Army Lieutenant Colonel Bill Costello is a spokesman at Camp X-Ray. He says keeping the detainees blindfolded during the trip is not mean-spirited, but a legitimate security precaution.

"Guantanamo Bay is a very small Naval base," he said. "There are permanent party folks here, there are family members and now there is a maximum-security prison, a temporary maximum-security prison. And there are certain considerations that you want to take place for security reasons that you do not want the detainees to know where they are in relation to other aspects of the camp. As we are standing here, we can not see water, but we know we are on an island so we do not want the detainees to know how close they are to the water. It is a consideration as are the other considerations of where the general population of Guantanamo Bay is and where it is not."

Colonel Costello says so far there have been no major security breaches involving the detainees, whose compound is closely watched around the clock by armed guards.

But back at the Pentagon, officials remain wary of what the detainees might do. Rear Admiral John Stufflebeem makes clear they are dangerous, even though in most cases their exact identities remain unknown.

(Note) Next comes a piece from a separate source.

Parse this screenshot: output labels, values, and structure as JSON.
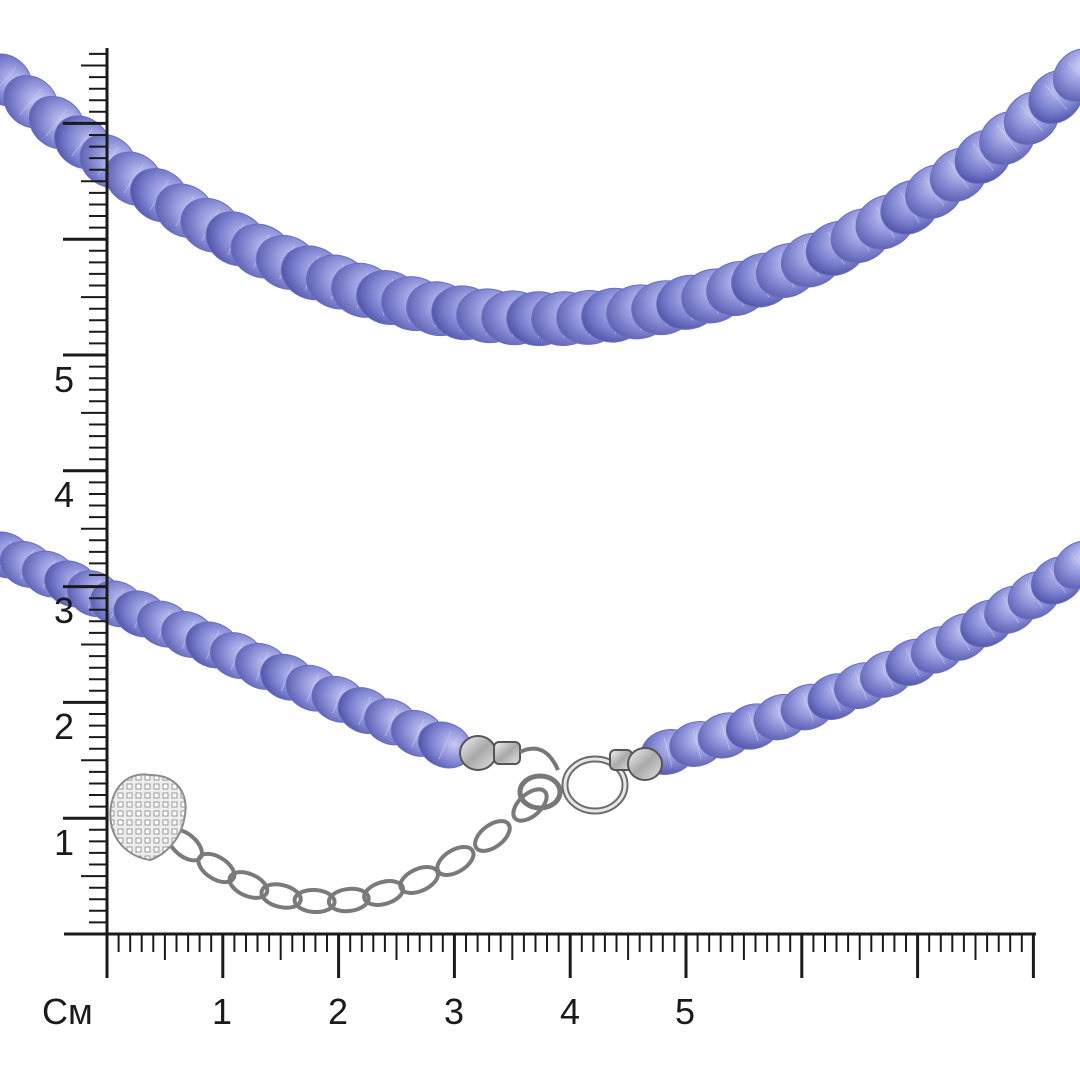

"Since being under detention, some have lied, some have changed their stories, some have tried to attack our people," he said. "It would appear, as you have seen yesterday [Sunday], that they are working to organize an organization down there, probably for no good. They have made death threats against all Americans and those including their captors. So these are not unknowns in the sense that they are bad guys. They are the worst of the worst. And if let out on the street they will go back to the proclivity of trying to kill Americans and others."

For the moment, no more detainees are being sent from Afghanistan to Guantanamo Bay, a pause designed to let work crews build more permanent cells than the open-air facility now in use.

As for the 158 detainees there, whatever they might be thinking or planning, officials say they are going nowhere for the time being.